埼玉県在住の50代女性・Kさんが思い出すのは、数年前の夏のこと。
その年の夏休み、Kさんの小学校5年生の息子が一人で祖父母宅へ行くことになった。
初めての一人旅。新幹線に乗る前に、いろいろ確認していると......。
<Kさんからのおたより>
数年前の夏休みのことです。
私の実家のある静岡に行くことを考えていたのですが、なかなか家族のスケジュールが合わず、思い切って小学校5年生の息子1人での帰省を計画しました。

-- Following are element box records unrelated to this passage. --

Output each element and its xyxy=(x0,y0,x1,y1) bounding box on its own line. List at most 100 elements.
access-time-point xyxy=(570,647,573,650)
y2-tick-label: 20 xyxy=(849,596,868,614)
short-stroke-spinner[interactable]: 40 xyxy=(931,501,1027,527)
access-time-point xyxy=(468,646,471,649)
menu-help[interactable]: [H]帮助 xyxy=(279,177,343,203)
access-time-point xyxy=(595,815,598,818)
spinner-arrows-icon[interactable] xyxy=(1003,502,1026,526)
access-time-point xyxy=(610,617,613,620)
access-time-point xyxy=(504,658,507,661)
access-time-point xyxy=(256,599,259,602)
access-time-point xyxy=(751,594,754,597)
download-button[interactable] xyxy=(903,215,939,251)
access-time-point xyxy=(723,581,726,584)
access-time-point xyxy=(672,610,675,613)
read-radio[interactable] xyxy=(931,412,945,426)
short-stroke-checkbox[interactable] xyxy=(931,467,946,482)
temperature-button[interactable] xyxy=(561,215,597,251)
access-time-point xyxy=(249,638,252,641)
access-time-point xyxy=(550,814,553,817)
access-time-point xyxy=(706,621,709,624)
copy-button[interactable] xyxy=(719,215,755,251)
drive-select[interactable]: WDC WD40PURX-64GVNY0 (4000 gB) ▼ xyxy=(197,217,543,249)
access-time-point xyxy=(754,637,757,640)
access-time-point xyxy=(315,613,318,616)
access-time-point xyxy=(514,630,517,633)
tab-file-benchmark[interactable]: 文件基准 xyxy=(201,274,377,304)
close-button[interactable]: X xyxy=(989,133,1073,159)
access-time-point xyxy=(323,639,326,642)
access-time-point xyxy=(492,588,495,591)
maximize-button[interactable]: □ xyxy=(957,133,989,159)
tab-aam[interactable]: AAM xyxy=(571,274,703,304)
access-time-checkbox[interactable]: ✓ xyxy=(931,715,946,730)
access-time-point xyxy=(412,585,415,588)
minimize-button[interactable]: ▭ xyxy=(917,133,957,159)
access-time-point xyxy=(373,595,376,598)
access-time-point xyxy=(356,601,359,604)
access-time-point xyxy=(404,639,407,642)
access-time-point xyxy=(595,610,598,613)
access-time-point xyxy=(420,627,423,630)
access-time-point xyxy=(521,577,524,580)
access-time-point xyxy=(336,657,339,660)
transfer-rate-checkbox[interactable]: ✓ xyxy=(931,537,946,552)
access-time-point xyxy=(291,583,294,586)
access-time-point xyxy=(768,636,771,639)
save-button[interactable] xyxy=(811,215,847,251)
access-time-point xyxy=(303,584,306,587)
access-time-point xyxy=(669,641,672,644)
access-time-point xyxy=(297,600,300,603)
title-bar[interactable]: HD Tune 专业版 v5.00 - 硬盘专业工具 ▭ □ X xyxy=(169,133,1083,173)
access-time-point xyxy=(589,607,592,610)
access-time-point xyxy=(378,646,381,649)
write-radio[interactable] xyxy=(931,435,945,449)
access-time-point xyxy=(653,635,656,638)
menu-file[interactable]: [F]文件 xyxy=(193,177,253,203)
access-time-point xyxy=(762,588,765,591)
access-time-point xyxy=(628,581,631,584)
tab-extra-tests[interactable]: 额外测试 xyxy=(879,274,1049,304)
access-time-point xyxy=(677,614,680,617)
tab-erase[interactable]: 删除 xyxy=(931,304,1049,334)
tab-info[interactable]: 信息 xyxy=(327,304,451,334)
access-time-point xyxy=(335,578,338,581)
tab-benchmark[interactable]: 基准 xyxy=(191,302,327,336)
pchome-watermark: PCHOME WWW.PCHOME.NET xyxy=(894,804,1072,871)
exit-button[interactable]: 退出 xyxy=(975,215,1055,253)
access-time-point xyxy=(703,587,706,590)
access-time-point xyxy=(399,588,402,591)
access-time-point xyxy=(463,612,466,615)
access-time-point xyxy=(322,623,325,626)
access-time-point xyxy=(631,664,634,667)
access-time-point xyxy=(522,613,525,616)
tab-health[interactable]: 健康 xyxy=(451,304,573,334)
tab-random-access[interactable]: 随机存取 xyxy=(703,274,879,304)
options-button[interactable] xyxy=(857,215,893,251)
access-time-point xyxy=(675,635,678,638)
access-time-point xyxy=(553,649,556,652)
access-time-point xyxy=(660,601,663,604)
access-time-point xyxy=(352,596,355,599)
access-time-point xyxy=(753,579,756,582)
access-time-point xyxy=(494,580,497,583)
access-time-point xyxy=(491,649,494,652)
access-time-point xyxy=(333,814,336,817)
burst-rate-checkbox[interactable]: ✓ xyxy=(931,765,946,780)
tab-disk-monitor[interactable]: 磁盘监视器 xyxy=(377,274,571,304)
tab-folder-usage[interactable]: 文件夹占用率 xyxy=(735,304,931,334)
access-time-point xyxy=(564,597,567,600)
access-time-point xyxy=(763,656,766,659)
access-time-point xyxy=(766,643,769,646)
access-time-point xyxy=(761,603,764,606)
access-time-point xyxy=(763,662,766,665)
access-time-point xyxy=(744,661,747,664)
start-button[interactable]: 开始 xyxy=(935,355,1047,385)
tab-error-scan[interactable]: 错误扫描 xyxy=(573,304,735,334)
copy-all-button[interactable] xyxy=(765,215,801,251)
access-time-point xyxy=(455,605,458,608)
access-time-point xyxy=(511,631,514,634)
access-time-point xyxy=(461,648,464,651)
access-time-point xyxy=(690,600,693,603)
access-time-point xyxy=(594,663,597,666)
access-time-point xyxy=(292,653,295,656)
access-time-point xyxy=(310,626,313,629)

乗り物が好きな息子。いつかは一人で新幹線で静岡に帰省させてみたいと思っていました。
新幹線に乗る前に...東京駅から各駅停車のこだまで目的の駅へのひとり旅。
当時はまだ携帯電話を持たせていなかったので心配でしたが、降りる駅さえ間違えなければ、乗った車両のホームで祖父母が迎える事になっていたので大丈夫だろうと思いました。
東京駅のホームで新幹線を待っている間、何度も息子と降りる駅の確認をしたり、起こりうるかも知れない事態を想定したりして話していました。
すると、後ろで並んでいた中学生の息子さんと小学生くらいの娘さんお子さん2人を連れたお母様が「私達はその先の駅で降りるので見守ってますよ」と声をかけて下さいました。聞けばその方も息子さんを1人で帰省させてみたかったと。
息子は少し緊張していたので、疲れてうとうとして寝過ごすことを私は心配していました。もし寝てしまってたら起こしてくれる、何かあったら私達が見ると言っていただき、お言葉に甘える事にしました。
乗車時間も迫っていたので、よろしくお願いしますと送り出しました。